Breanna Ramos, UCLA
The UCLA Luskin School of Public Affairs will open the application period for the Food Studies Graduate Certificate Program starting today (Feb. 1). The program is open to all UCLA graduate students and selected applicants will begin taking classes in fall 2016.
Food equity, security and environmental sustainability are growing global concerns, and there is an increased interest in developing programs to alleviate such issues, specifically within the University of California system. The certificate program falls under UC President Janet Napolitano’s Global Food Initiative, which was launched in 2014 to address “…one of the critical issues of our time: how to sustainably and nutritiously feed a world population expected to reach eight billion by 2025.”
“It shouldn’t be an issue for people to get healthy foods or for us to worry about whether or not we’re going to have healthy foods in the future,” said Alexis Oberlander, project manager for the program at the Luskin School. Oberlander is just one of the many staff members who strongly supports food studies’ importance and participated in developing program details.
“That’s part of what’s most exciting, having people from the North and South campuses: from English, dentistry and all over,” said public health professor May Wang. “We can’t really talk about food without addressing all these other social, economic and even political aspects.”
The program requires that participants take courses in multiple fields. Among the four graduate-level courses students must take, one must be a core interdisciplinary class that was specifically designed for the program. The other three courses can be chosen based on personal preference and selected from the following categories: Food Policy and Food Systems, Nutritional Science, and Social and Cultural Aspects of Food.
“The hope and intention of the program is that it’ll bring students together across all disciplines to think about the complex issue that is food in our country today,” said Sarah Roth, graduate student researcher for the program. “Bringing together law, business, public policy, urban planning and public health students into the same room so that they can both understand one another’s perspective and use that understanding to leverage change.”
Applications will become available in February, with about 10 participant slots available.
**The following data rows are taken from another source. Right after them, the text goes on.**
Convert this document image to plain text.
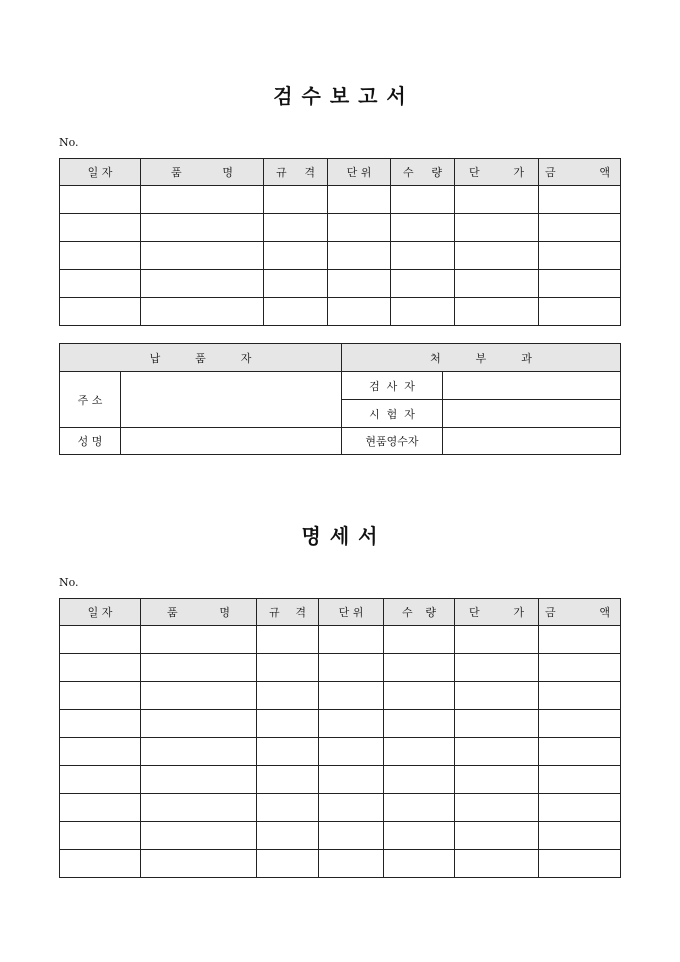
검 수 보 고 서
No.
일 자	품 명	규 격	단 위	수 량	단 가	금 액

납          품          자		처          부          과	
주 소		검  사  자	
		시  험  자	
성 명		현품영수자	
명 세 서
No.
일 자	품 명	규 격	단 위	수 량	단 가	금 액
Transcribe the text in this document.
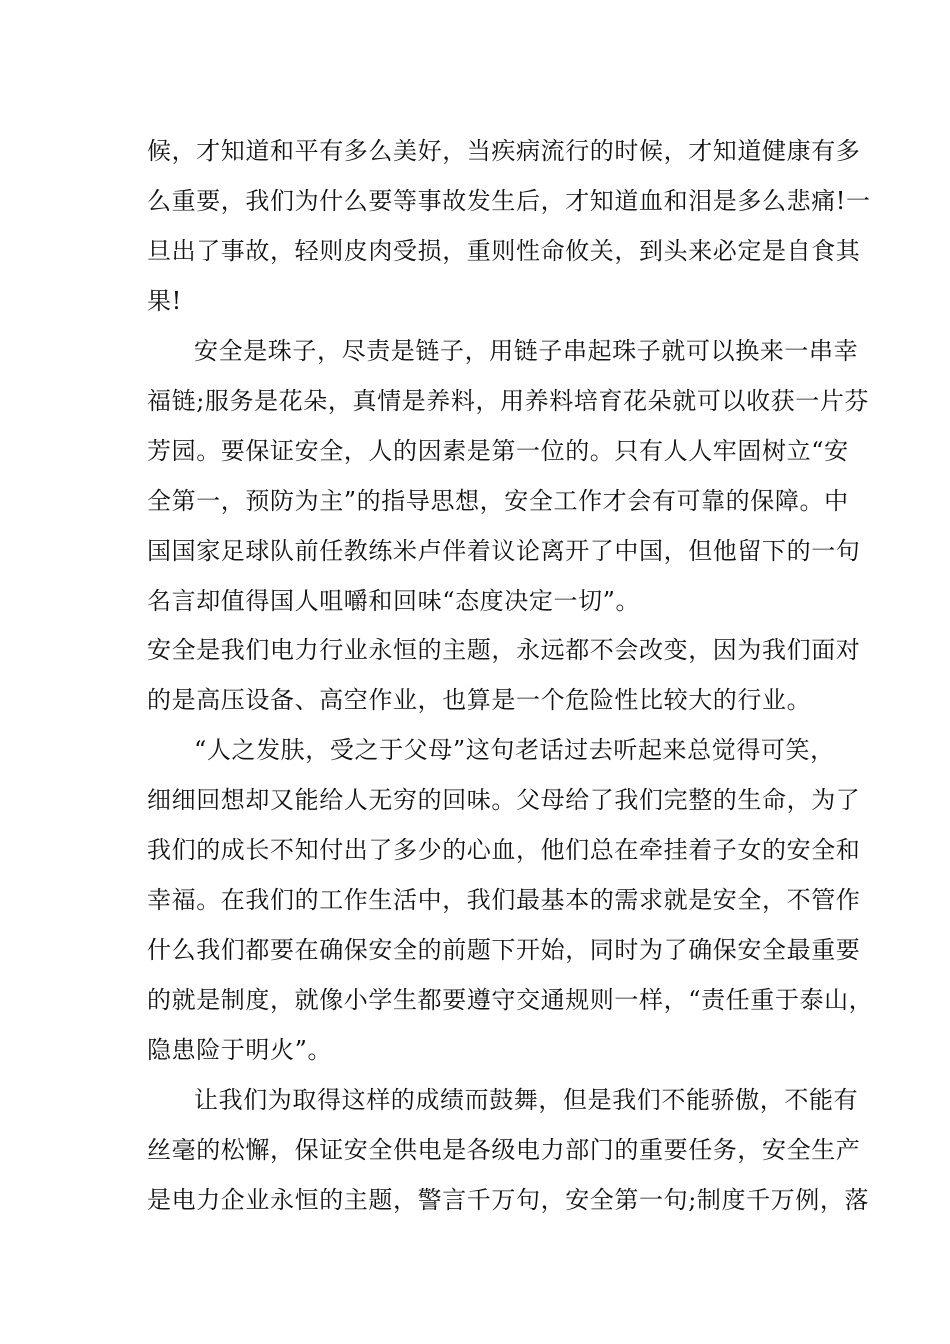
候，才知道和平有多么美好，当疾病流行的时候，才知道健康有多
么重要，我们为什么要等事故发生后，才知道血和泪是多么悲痛!一
旦出了事故，轻则皮肉受损，重则性命攸关，到头来必定是自食其
果!
安全是珠子，尽责是链子，用链子串起珠子就可以换来一串幸
福链;服务是花朵，真情是养料，用养料培育花朵就可以收获一片芬
芳园。要保证安全，人的因素是第一位的。只有人人牢固树立“安
全第一，预防为主”的指导思想，安全工作才会有可靠的保障。中
国国家足球队前任教练米卢伴着议论离开了中国，但他留下的一句
名言却值得国人咀嚼和回味“态度决定一切”。
安全是我们电力行业永恒的主题，永远都不会改变，因为我们面对
的是高压设备、高空作业，也算是一个危险性比较大的行业。
“人之发肤，受之于父母”这句老话过去听起来总觉得可笑，
细细回想却又能给人无穷的回味。父母给了我们完整的生命，为了
我们的成长不知付出了多少的心血，他们总在牵挂着子女的安全和
幸福。在我们的工作生活中，我们最基本的需求就是安全，不管作
什么我们都要在确保安全的前题下开始，同时为了确保安全最重要
的就是制度，就像小学生都要遵守交通规则一样，“责任重于泰山，
隐患险于明火”。
让我们为取得这样的成绩而鼓舞，但是我们不能骄傲，不能有
丝毫的松懈，保证安全供电是各级电力部门的重要任务，安全生产
是电力企业永恒的主题，警言千万句，安全第一句;制度千万例，落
The program is expected to attract students from various disciplines.
“A passion for food is the critical component for applying,” said Oberlander. “Applicants should express any ideas that they have about how they’re going to use food studies in their education and future careers because that’s our goal: supplementing their education, so that they can go into the working world with their certificate and apply it to whatever they’re doing.”
Events have been planned to attract not only potential students, but to educate others about why studying food is crucial. A calendar of campus events relevant to food studies also is available online at: http://luskin.ucla.edu/content/food-studies-event-calendar.
“What we really want to do is create good food citizens,” said UCLA law professor Michael Roberts, lead instructor for the core course. “What ‘good food citizens’ means is that we’ve got people in the community who understand and appreciate food and who can improve the conditions, the consumption, and or production of food in the local community and beyond.”